BlueMonarch: A System for Evaluating Bluetooth Applications in the Wild
- Tim Smith ,
- Stefan Saroiu ,
- Alec Wolman
Proceedings of the 7th Annual International Conference on Mobile Systems, Applications and Services (MobiSys) |
Despite Bluetooth’s popularity, low cost, and low power requirements, Bluetooth applications remain remarkably unsophisticated. Although the research community and industry have designed games, cell-phone backup, and contextual advertising systems with Bluetooth, few such applications have been prototyped or evaluated on a large scale. Evaluating Bluetooth applications requires recruiting devices in the wild and developing robust software that can adapt to the heterogeneity of these devices.

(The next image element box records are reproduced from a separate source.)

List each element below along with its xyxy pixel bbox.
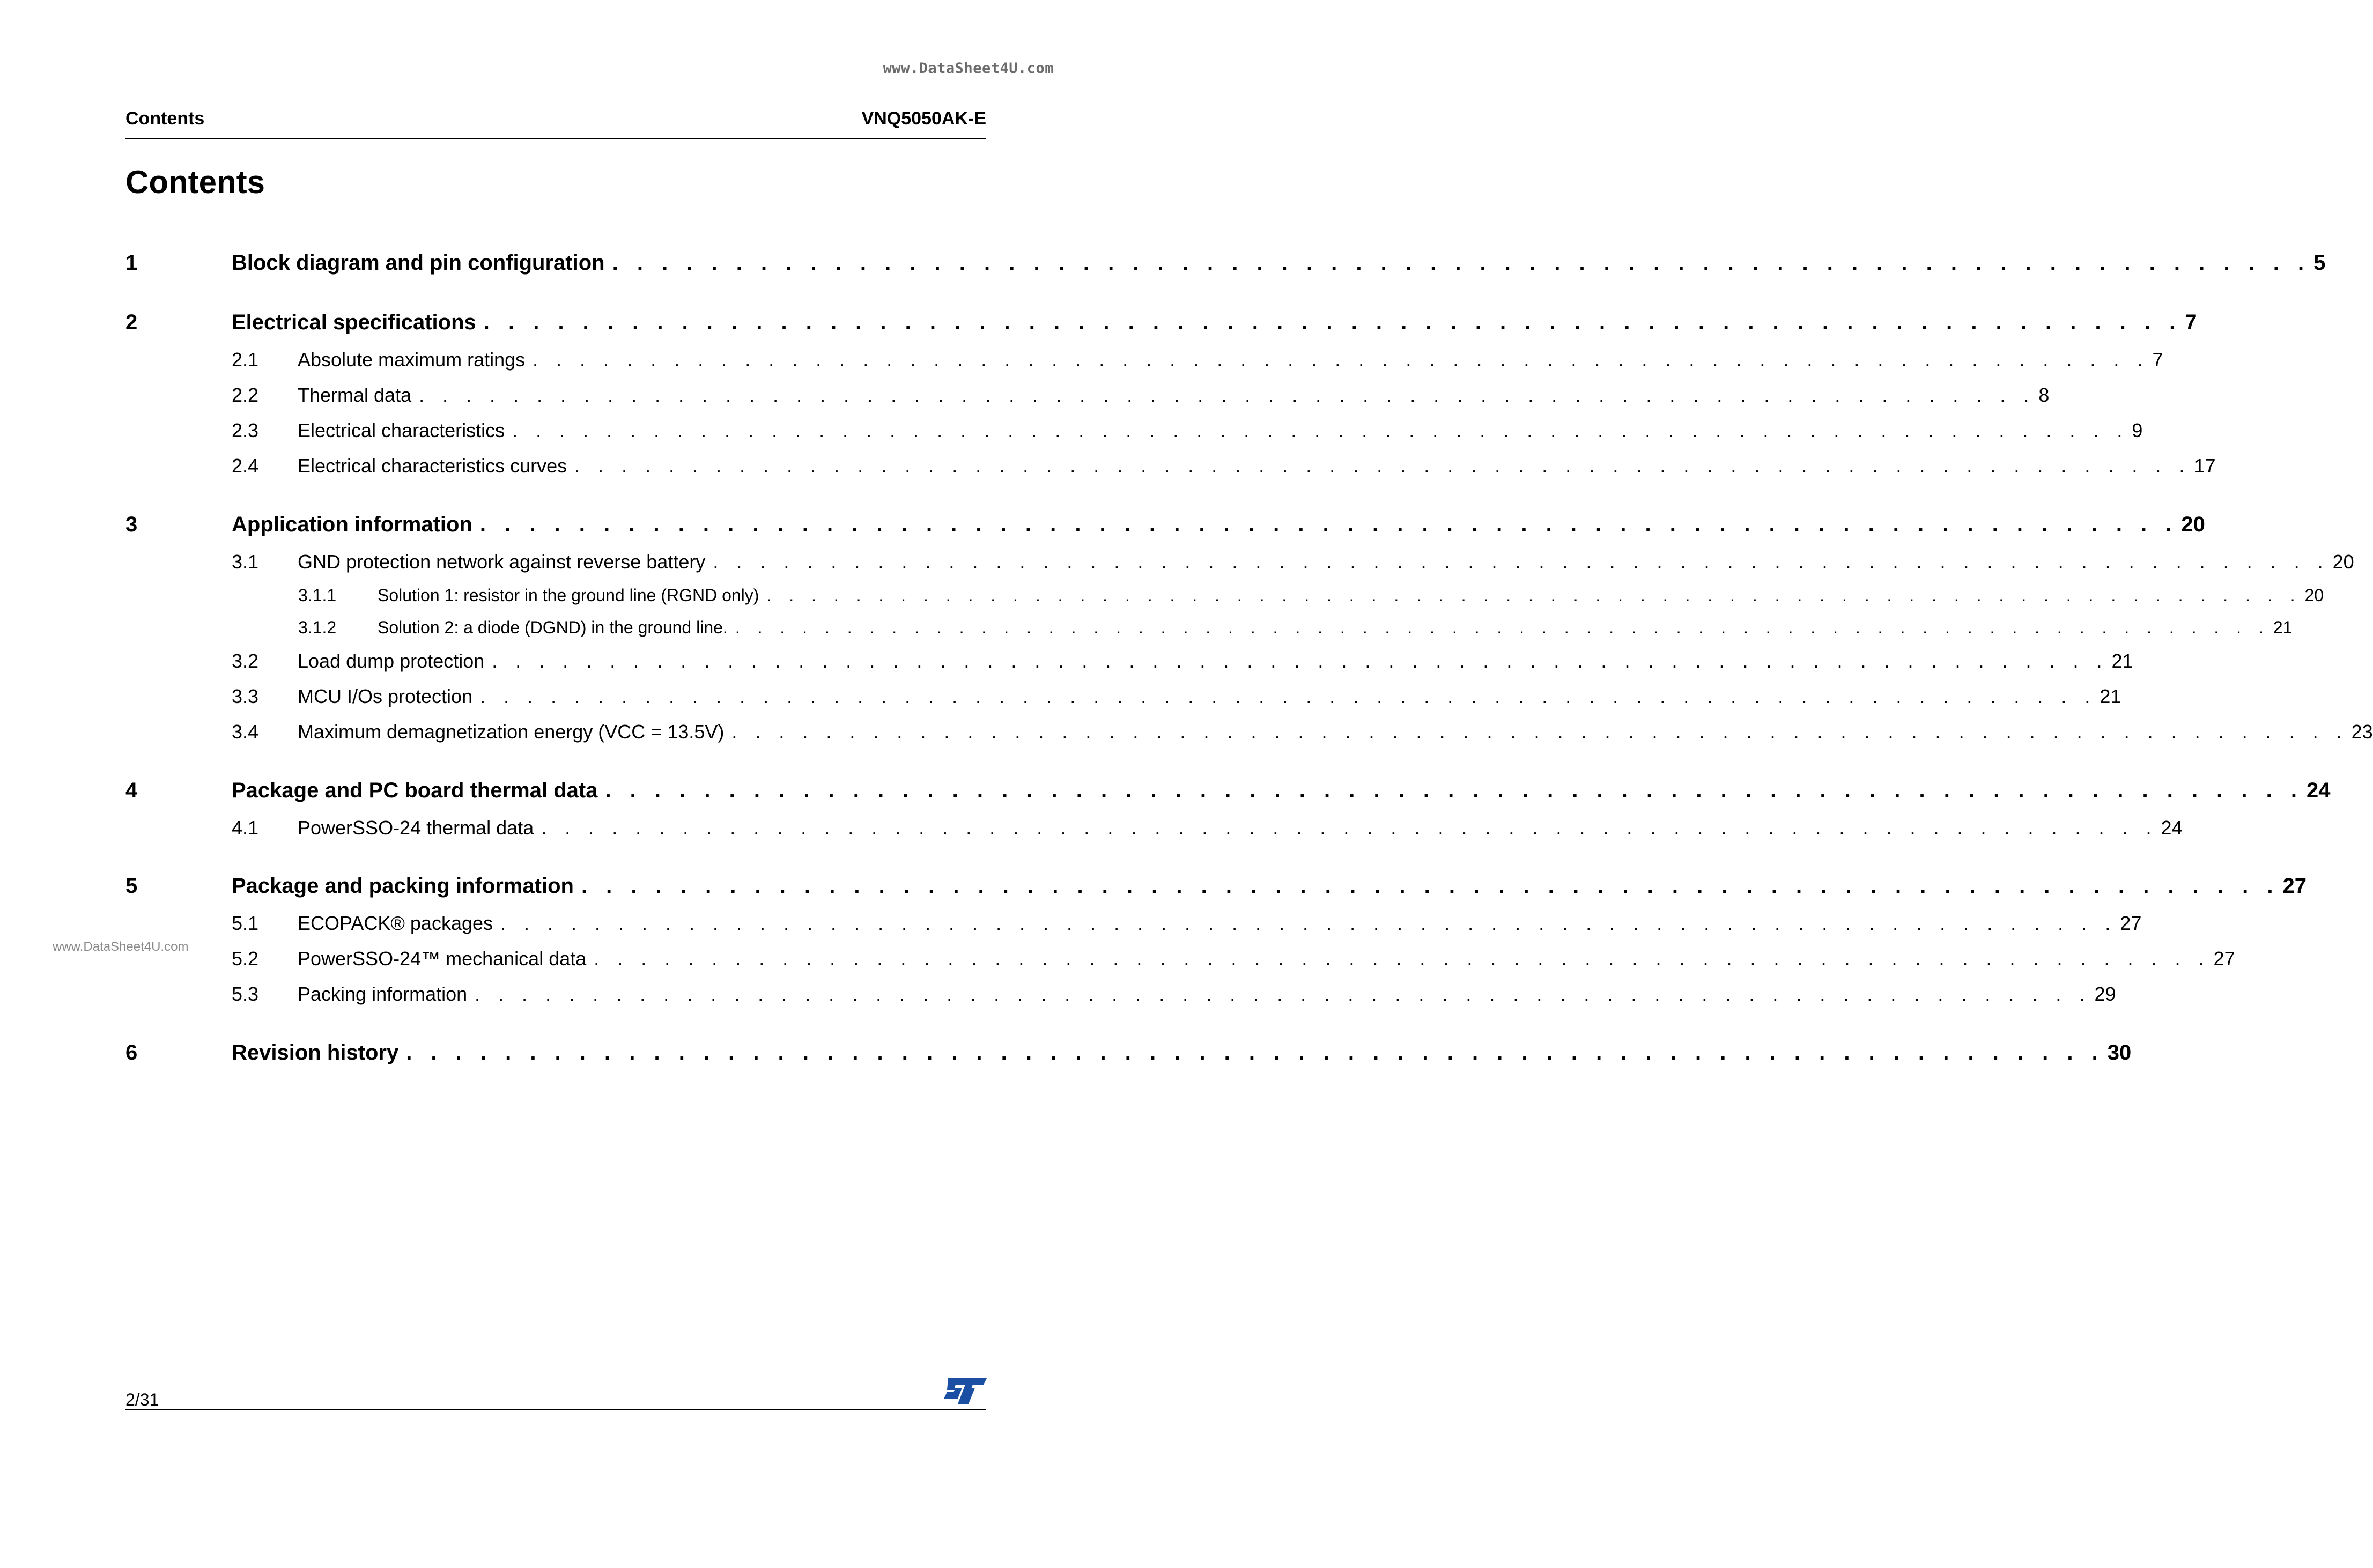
toc-page: 30 [2107,1041,2132,1064]
toc-entry-5-3[interactable] [232,983,2116,1005]
toc-leader: . . . . . . . . . . . . . . . . . . . . . . . . . . . . . . . . . . . . . . . . . . . . . . . . . . . . . . . . . . . . . . . . . . . . . [605,779,2303,802]
toc-leader: . . . . . . . . . . . . . . . . . . . . . . . . . . . . . . . . . . . . . . . . . . . . . . . . . . . . . . . . . . . . . . . . . . . . . [574,455,2191,477]
toc-entry-4[interactable] [125,779,2331,803]
toc-number: 3 [125,513,138,536]
toc-entry-3[interactable] [125,513,2205,537]
toc-page: 17 [2194,455,2216,477]
toc-entry-3-1-2[interactable] [298,618,2293,638]
toc-leader: . . . . . . . . . . . . . . . . . . . . . . . . . . . . . . . . . . . . . . . . . . . . . . . . . . . . . . . . . . . . . . . . . . . . . [512,419,2129,441]
toc-entry-3-4[interactable] [232,721,2373,743]
toc-leader: . . . . . . . . . . . . . . . . . . . . . . . . . . . . . . . . . . . . . . . . . . . . . . . . . . . . . . . . . . . . . . . . . . . . . [766,586,2302,605]
toc-leader: . . . . . . . . . . . . . . . . . . . . . . . . . . . . . . . . . . . . . . . . . . . . . . . . . . . . . . . . . . . . . . . . . . . . . [500,912,2117,934]
toc-title: Package and packing information [232,874,581,898]
toc-entry-1[interactable] [125,251,2326,275]
toc-page: 20 [2332,551,2354,573]
toc-page: 5 [2313,251,2326,275]
toc-title: Load dump protection [298,650,492,672]
toc-title: Solution 2: a diode (DGND) in the ground line. [378,618,735,638]
toc-entry-2-4[interactable] [232,455,2216,477]
toc-entry-5[interactable] [125,874,2307,898]
page-number: 2/31 [125,1390,159,1409]
toc-number: 3.2 [232,650,259,672]
toc-page: 24 [2161,817,2183,839]
toc-title: Electrical characteristics curves [298,455,574,477]
toc-page: 27 [2282,874,2307,898]
watermark-top: www.DataSheet4U.com [883,60,1054,77]
toc-entry-3-1[interactable] [232,551,2354,573]
toc-title: Electrical characteristics [298,419,512,442]
toc-page: 23 [2351,721,2373,743]
toc-number: 2.4 [232,455,259,477]
toc-number: 4 [125,779,138,802]
toc-number: 2 [125,310,138,334]
toc-number: 3.1.1 [298,586,337,605]
toc-title: Maximum demagnetization energy (VCC = 13.5V) [298,721,731,743]
toc-leader: . . . . . . . . . . . . . . . . . . . . . . . . . . . . . . . . . . . . . . . . . . . . . . . . . . . . . . . . . . . . . . . . . . . . . [533,349,2149,371]
toc-page: 20 [2181,513,2205,536]
toc-title: Package and PC board thermal data [232,779,605,803]
header-rule [125,138,986,139]
toc-page: 20 [2304,586,2324,605]
toc-page: 29 [2094,983,2116,1005]
toc-entry-5-2[interactable] [232,948,2235,970]
toc-title: PowerSSO-24 thermal data [298,817,541,839]
toc-page: 24 [2306,779,2331,802]
st-logo-icon [944,1377,987,1405]
toc-leader: . . . . . . . . . . . . . . . . . . . . . . . . . . . . . . . . . . . . . . . . . . . . . . . . . . . . . . . . . . . . . . . . . . . . . [735,618,2270,637]
toc-number: 5.3 [232,983,259,1005]
toc-page: 7 [2152,349,2163,371]
page-title: Contents [125,164,265,200]
toc-leader: . . . . . . . . . . . . . . . . . . . . . . . . . . . . . . . . . . . . . . . . . . . . . . . . . . . . . . . . . . . . . . . . . . . . . [713,551,2330,573]
footer-rule [125,1409,986,1410]
toc-number: 3.1.2 [298,618,337,637]
toc-leader: . . . . . . . . . . . . . . . . . . . . . . . . . . . . . . . . . . . . . . . . . . . . . . . . . . . . . . . . . . . . . . . . . . . . . [483,310,2182,334]
toc-entry-4-1[interactable] [232,817,2183,839]
toc-number: 3.4 [232,721,259,743]
toc-number: 3.1 [232,551,259,573]
toc-leader: . . . . . . . . . . . . . . . . . . . . . . . . . . . . . . . . . . . . . . . . . . . . . . . . . . . . . . . . . . . . . . . . . . . . . [731,721,2348,743]
toc-number: 2.1 [232,349,259,371]
toc-leader: . . . . . . . . . . . . . . . . . . . . . . . . . . . . . . . . . . . . . . . . . . . . . . . . . . . . . . . . . . . . . . . . . . . . . [479,513,2178,536]
toc-leader: . . . . . . . . . . . . . . . . . . . . . . . . . . . . . . . . . . . . . . . . . . . . . . . . . . . . . . . . . . . . . . . . . . . . . [419,384,2036,406]
watermark-side: www.DataSheet4U.com [53,940,189,954]
toc-entry-2-2[interactable] [232,384,2050,406]
toc-leader: . . . . . . . . . . . . . . . . . . . . . . . . . . . . . . . . . . . . . . . . . . . . . . . . . . . . . . . . . . . . . . . . . . . . . [541,817,2158,839]
toc-entry-2-3[interactable] [232,419,2143,442]
toc-leader: . . . . . . . . . . . . . . . . . . . . . . . . . . . . . . . . . . . . . . . . . . . . . . . . . . . . . . . . . . . . . . . . . . . . . [475,983,2091,1005]
toc-entry-2-1[interactable] [232,349,2163,371]
toc-page: 8 [2038,384,2050,406]
running-header-part-number: VNQ5050AK-E [861,108,986,129]
toc-number: 2.3 [232,419,259,441]
toc-entry-3-2[interactable] [232,650,2133,672]
toc-page: 7 [2185,310,2197,334]
toc-page: 21 [2273,618,2293,637]
toc-title: PowerSSO-24™ mechanical data [298,948,594,970]
toc-title: Revision history [232,1041,406,1065]
toc-page: 27 [2120,912,2142,934]
toc-leader: . . . . . . . . . . . . . . . . . . . . . . . . . . . . . . . . . . . . . . . . . . . . . . . . . . . . . . . . . . . . . . . . . . . . . [594,948,2211,970]
toc-entry-2[interactable] [125,310,2197,335]
toc-title: Block diagram and pin configuration [232,251,612,275]
toc-leader: . . . . . . . . . . . . . . . . . . . . . . . . . . . . . . . . . . . . . . . . . . . . . . . . . . . . . . . . . . . . . . . . . . . . . [612,251,2311,275]
toc-page: 21 [2100,685,2121,707]
toc-page: 9 [2132,419,2143,441]
toc-title: Electrical specifications [232,310,484,335]
toc-page: 27 [2213,948,2235,970]
toc-number: 5 [125,874,138,898]
toc-number: 5.1 [232,912,259,934]
running-header-section: Contents [125,108,205,129]
toc-title: MCU I/Os protection [298,685,480,708]
toc-title: Packing information [298,983,475,1005]
toc-entry-3-3[interactable] [232,685,2121,708]
toc-page: 21 [2111,650,2133,672]
toc-leader: . . . . . . . . . . . . . . . . . . . . . . . . . . . . . . . . . . . . . . . . . . . . . . . . . . . . . . . . . . . . . . . . . . . . . [492,650,2109,672]
toc-number: 5.2 [232,948,259,970]
toc-number: 4.1 [232,817,259,839]
toc-title: Absolute maximum ratings [298,349,533,371]
toc-title: Application information [232,513,480,537]
toc-title: GND protection network against reverse battery [298,551,713,573]
toc-entry-3-1-1[interactable] [298,586,2324,605]
toc-title: Thermal data [298,384,419,406]
toc-number: 6 [125,1041,138,1064]
toc-leader: . . . . . . . . . . . . . . . . . . . . . . . . . . . . . . . . . . . . . . . . . . . . . . . . . . . . . . . . . . . . . . . . . . . . . [406,1041,2104,1064]
toc-title: Solution 1: resistor in the ground line (RGND only) [378,586,766,605]
toc-number: 1 [125,251,138,275]
toc-number: 2.2 [232,384,259,406]
toc-number: 3.3 [232,685,259,707]
toc-entry-5-1[interactable] [232,912,2142,935]
toc-entry-6[interactable] [125,1041,2132,1065]
toc-leader: . . . . . . . . . . . . . . . . . . . . . . . . . . . . . . . . . . . . . . . . . . . . . . . . . . . . . . . . . . . . . . . . . . . . . [581,874,2280,898]
toc-title: ECOPACK® packages [298,912,500,935]
toc-leader: . . . . . . . . . . . . . . . . . . . . . . . . . . . . . . . . . . . . . . . . . . . . . . . . . . . . . . . . . . . . . . . . . . . . . [480,685,2097,707]
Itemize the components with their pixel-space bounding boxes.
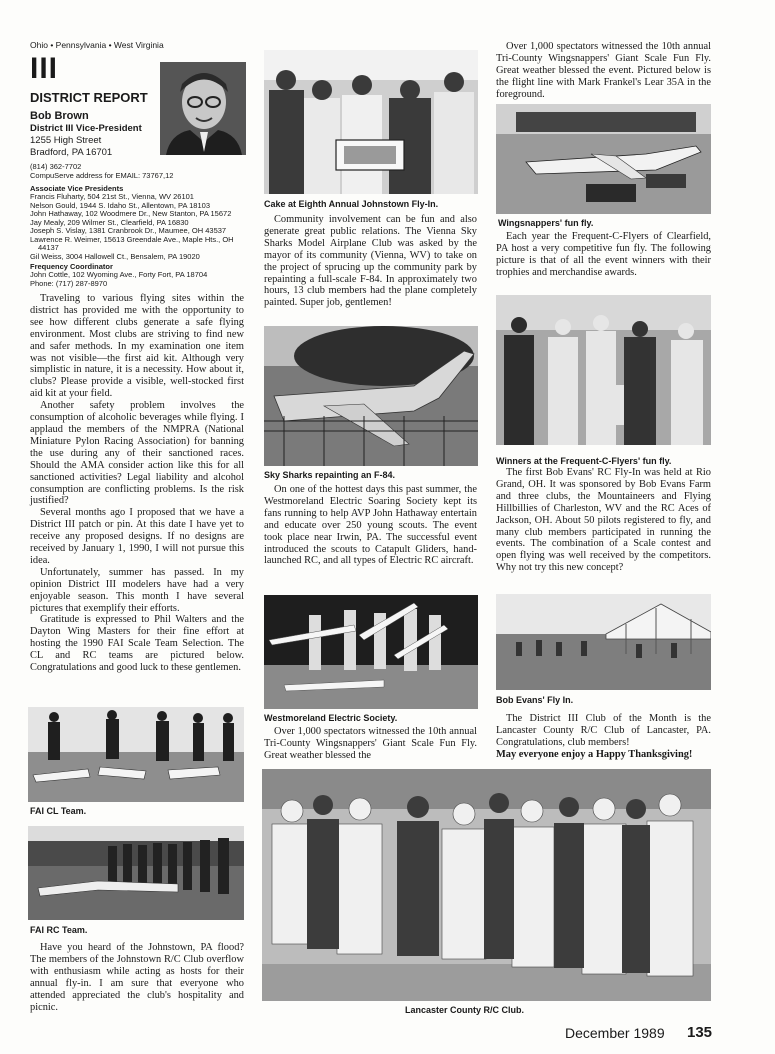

These requirements have limited both the number and the magnitude of the experiments with Bluetooth applications. This paper proposes BlueMonarch, a system for evaluating Bluetooth applications in the wild. BlueMonarch emulates a Bluetooth transfer to any device responding to Bluetooth Service Discovery requests; because many cell-phones, laptops, and PDAs in the wild respond to such probes, BlueMonarch enables quick prototyping of Bluetooth applications in the wild, to hundreds of unmodified Bluetooth devices. After we present the feasibility and accuracy of BlueMonarch, we use BlueMonarch to evaluate a content delivery system for Bluetooth. With BlueMonarch, we evaluated our system inside a mall and a subway system; we were able to send tens of megabytes of data to hundreds of Bluetooth devices in just a little over an hour.